To assist Payson, ADEQ is contracting with a local engineering firm to develop a compliance options report to identify viable alternatives for mitigating PFAS in the Town’s drinking water system. The report will support the Town's decision-making processes and help determine the most appropriate and cost-effective solution. Additionally, the contractor will design a service connection for Twin Lakes Mobile Home Park to the Town of Payson’s drinking water system to provide clean drinking water to the mobile home park. Future phases of these projects will include the construction of related infrastructure.

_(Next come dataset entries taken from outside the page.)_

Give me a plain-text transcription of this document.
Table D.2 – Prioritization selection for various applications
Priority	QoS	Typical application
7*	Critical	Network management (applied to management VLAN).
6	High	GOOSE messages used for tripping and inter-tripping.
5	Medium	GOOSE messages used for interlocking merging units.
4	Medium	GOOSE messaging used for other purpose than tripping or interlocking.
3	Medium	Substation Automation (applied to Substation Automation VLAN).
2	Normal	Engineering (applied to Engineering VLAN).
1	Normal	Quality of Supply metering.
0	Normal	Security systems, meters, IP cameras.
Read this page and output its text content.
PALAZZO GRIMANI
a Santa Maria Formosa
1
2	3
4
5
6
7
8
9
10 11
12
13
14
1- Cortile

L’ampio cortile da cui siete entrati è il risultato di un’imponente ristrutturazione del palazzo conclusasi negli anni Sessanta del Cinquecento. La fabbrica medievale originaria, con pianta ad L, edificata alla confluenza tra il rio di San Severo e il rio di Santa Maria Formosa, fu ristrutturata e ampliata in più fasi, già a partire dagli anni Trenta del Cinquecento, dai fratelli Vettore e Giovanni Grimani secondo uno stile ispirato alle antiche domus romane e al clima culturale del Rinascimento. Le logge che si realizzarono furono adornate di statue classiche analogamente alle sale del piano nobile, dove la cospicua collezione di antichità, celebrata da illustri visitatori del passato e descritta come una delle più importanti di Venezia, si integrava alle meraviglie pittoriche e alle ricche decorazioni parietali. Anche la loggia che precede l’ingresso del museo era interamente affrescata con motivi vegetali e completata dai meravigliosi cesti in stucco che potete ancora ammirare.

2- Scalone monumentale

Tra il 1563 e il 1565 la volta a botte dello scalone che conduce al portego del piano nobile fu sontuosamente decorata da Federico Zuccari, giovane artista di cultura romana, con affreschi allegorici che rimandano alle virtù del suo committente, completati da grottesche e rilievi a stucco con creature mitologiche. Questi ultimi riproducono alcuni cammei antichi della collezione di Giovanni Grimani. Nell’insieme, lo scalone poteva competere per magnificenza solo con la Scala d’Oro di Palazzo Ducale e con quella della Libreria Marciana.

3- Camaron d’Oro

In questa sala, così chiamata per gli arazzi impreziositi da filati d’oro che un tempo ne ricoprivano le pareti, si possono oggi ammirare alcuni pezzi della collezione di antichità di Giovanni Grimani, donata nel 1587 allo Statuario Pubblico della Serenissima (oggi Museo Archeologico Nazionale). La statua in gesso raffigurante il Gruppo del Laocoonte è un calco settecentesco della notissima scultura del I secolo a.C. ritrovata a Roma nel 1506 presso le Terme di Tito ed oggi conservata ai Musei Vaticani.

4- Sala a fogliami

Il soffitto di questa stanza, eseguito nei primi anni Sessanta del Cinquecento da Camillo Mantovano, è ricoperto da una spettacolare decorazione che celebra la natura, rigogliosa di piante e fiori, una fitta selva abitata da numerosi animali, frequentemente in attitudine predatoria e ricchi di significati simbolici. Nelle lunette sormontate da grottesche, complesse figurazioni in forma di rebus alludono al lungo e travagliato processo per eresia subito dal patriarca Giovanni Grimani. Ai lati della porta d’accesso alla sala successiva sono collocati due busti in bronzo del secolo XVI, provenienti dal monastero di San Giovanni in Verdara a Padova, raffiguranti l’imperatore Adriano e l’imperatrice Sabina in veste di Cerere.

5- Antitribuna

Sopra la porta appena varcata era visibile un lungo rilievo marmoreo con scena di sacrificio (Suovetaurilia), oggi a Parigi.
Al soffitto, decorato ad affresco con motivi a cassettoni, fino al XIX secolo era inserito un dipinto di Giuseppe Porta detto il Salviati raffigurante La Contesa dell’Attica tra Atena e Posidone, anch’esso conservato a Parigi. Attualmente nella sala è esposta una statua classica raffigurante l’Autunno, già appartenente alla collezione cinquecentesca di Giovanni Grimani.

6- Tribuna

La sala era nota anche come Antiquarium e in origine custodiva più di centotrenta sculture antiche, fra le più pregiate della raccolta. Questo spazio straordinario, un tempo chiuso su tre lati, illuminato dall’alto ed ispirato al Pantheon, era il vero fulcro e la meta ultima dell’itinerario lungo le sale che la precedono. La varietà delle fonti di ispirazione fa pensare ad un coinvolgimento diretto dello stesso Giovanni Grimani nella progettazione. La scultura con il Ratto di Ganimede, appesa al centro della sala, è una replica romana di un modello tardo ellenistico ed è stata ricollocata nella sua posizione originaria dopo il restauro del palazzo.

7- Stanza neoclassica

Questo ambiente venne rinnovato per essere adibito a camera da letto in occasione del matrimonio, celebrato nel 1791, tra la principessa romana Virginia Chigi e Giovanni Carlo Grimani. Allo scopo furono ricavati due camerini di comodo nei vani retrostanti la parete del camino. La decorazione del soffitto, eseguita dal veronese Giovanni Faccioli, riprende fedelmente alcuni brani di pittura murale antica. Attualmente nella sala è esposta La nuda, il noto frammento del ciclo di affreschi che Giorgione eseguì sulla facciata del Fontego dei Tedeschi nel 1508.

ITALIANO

“The Town of Payson and ADEQ have successfully maintained a longstanding cooperative relationship in operating the groundwater remediation system for the Payson PCE Water Quality Assurance Revolving Fund site since 1998,” said Town of Payson Water Department Director Tanner Henry. “In concert with this partnership, we are excited that ADEQ has once again stepped up to the plate to help us with our PFAS issues. We are certainly blessed to have this opportunity to expand our groundwater treatment capabilities and continue our delivery of safe drinking water to the community.” 

Background and Resources

PFAS are a group of man-made chemicals with fire-retardant properties that have been used commercially in the United States to make products like stain and water-resistant carpet and textiles, food packaging, firefighting foam, as well as in other industrial processes. Some PFAS can accumulate in people, animals, and the environment over time. While consumer products and food are the largest source of exposure to these chemicals for most people, drinking water can be an additional source of exposure in communities where these chemicals are in water supplies. A lifetime of exposure to certain PFAS levels in drinking water is associated with negative health effects.

In anticipation of the U.S. Environmental Protection Agency (EPA) finalizing its National Primary Drinking Water Regulation for certain PFAS compounds, which will apply to approximately 950 Arizona systems, both ADEQ and public water systems have been conducting PFAS testing to identify the extent of PFAS in Arizona drinking water. While data for large systems is still being collected under EPA’s Unregulated Contaminant Monitoring Rule (UCMR) testing program, estimates from ADEQ’s ongoing sampling, which is 90 percent complete, indicate that 70 or more small water systems (serving 3,300 or fewer customers) could require PFAS mitigation when EPA’s regulation goes into effect. 

To provide support to small water systems and disadvantaged communities that will need assistance to address PFAS, ADEQ developed and is implementing a statewide drinking water PFAS mitigation plan. ADEQ’s plan leverages both $42 million in federal BIL funding and an additional $5 million in state funding and includes:

  • Testing for public drinking water systems – Confirming PFAS contamination and testing for other contaminants that can interfere with PFAS treatment.
  • Hydrogeologic evaluations – We are assessing several PFAS-impacted areas of the state where the hydrogeology is less studied. These evaluations will help drinking water providers make decisions such as removing wells from service, relocating wells, blending water, and connecting with another system.
  • Treatment and infrastructure improvements – Providing funding for the design and construction of PFAS mitigation strategies, such as connecting to a clean water source, deepening existing wells or drilling new wells, or PFAS treatment. 
  • PFAS education for drinking water professionals – Hosting a forum to discuss industry perspectives on PFAS solutions, developing technical guidance documents for engineers designing PFAS treatment systems and conducting ongoing training webinars.